Un homme dirait que c'est parce qu'une gazelle ne réfléchit pas, qu'elle ne pense pas aux conséquences de ses actes, mais si vous saviez. Ah ! Si vous saviez ! Les gazelles sont bien plus intelligentes que vous : les gazelles ne tueraient jamais leur prédateur. Car elles sont des proies, et, elles, savent ce qu'est une proie.
L'Homme est une proie qui s'ignore. Quand un homme voit son prédateur, il cherche à le tuer par tous les moyens, sans réfléchir aux conséquences de cet acte. Vous avez, un à un, décimé chaque Dragon, votre prédateur, sans savoir ce que cela allait engendrer. La fin des Dragons est en train de causer la fin des elfes, des nains, des magiciens et de bien d'autres espèces mais cela, votre cerveau est trop primitif pour le prévoir. »
Barn ne comprenait pas ce qui se passait et ne voyait pas où son ancien compagnon voulait en venir. Il se contenta de répondre : « Tu parles comme si tu avais oublié que tu es un homme ».
« Ah ! Tu n'as toujours pas compris, cerveau primitif. Le corps d'un Dragon meurt, mais son âme est immortelle. Quand un Dragon est tué, son âme s'infiltre dans le corps de l'assassin pour attendre son heure, patiemment. Je vois que tu commences à comprendre : l'âme de Smaug a vécu en Barde, son bourreau, puis a suivi sa descendance jusqu'à faire surface. Je suis moi-même un descendant de Barde. Mon corps est celui d'un homme, mais mon âme est bien plus magnifique. Il est temps, mon frère, de rendre aux Dragons ce qui leur appartient. »
En prononçant ces mots, Fêrka planta la lance dans le cœur de Barn.
Au moment où Fêrka planta la lance dans le cœur de Barn, il se passa une chose qu'il n'avait pas prévu et qu'il n'aurait même jamais pu imaginer. Il avait pourtant tout organisé pour que ses plans se réalisent et la mort de Barn était la clef de voûte de son projet. Il faisait ainsi d'une pierre deux coups : il vengeait la mort de Smaug - sa propre mort sous son ancienne forme – et prendrait la tête d'Esgaroth en faisant croire que cela ne l'intéressait aucunement. Les hommes étaient si prévisibles. Ils seraient tout d'abord abattus de voir leur Maître tué par une lance ennemie mais ils ne tarderaient pas à nommer à sa place son lieutenant, celui qui avait toute la confiance de Barn. Tout ceci Fêrka l'avait planifié quelques années auparavant.

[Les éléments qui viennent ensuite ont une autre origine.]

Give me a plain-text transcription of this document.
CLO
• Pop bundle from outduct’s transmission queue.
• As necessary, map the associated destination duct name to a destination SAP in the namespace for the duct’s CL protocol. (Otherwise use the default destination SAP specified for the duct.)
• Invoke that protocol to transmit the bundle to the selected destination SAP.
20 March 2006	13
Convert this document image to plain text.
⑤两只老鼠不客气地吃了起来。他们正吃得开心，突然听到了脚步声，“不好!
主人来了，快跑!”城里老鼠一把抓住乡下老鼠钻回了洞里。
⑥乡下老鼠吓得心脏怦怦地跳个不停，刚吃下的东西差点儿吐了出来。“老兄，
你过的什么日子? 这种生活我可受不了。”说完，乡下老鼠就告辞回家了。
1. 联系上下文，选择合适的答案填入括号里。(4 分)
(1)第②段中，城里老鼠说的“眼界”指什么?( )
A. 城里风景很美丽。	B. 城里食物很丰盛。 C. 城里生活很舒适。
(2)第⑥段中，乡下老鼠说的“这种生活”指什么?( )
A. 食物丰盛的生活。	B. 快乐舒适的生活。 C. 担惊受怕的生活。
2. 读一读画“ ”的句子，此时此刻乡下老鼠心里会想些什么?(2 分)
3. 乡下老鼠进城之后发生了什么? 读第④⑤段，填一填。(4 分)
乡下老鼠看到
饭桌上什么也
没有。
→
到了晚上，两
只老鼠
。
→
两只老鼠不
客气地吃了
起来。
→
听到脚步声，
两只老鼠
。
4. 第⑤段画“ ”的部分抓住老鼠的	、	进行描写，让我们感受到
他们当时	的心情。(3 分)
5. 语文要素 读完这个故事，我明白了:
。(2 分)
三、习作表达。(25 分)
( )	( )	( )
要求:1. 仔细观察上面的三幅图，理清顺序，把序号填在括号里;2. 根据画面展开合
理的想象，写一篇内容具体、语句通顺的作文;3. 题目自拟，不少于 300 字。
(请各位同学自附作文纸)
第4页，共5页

Étant jeune, il avait tout d'abord cru être totalement fou quand, au fur et à mesure qu'il grandissait, des souvenirs s'étalant sur plusieurs millénaires avaient refait surface. Des souvenirs qu'un homme ne pouvait avoir. Cependant, ces souvenirs étant ceux d'un seul et même Dragon et se terminant par la mort de celui-ci, il avait cru comprendre ce qui se passait et ce qu'il était vraiment. Jamais il n'eût l'impression d'être le Dragon Smaug : pour lui il était né le jour de la naissance de son corps d'homme, mais il se sentait à l'étroit dans ce corps, limité, et au fond de lui Dragon. Il avait supposé que l'ambiguïté de son identité et de ses souvenirs était probablement due à son changement de forme.
Vers l'âge de sept ans, quand tous ses souvenirs millénaires lui furent revenus, il s'était mis en quête d'autres Dragons, visitant tous les antres qu'il avait connus dans son ancienne vie. Les Dragons ont toujours été des êtres solitaires, se croisant en général une ou deux fois par siècle, mais Fêrka n'avait jamais entendu parler d'un Dragon changeant de forme et avait voulu savoir si d'autres Dragons en savaient plus. Ce qu'il avait découvert pendant vingt ans au cours de ses voyages fut des plus morbides et son moral s'était progressivement assombri en même temps que sa haine des hommes avait cru.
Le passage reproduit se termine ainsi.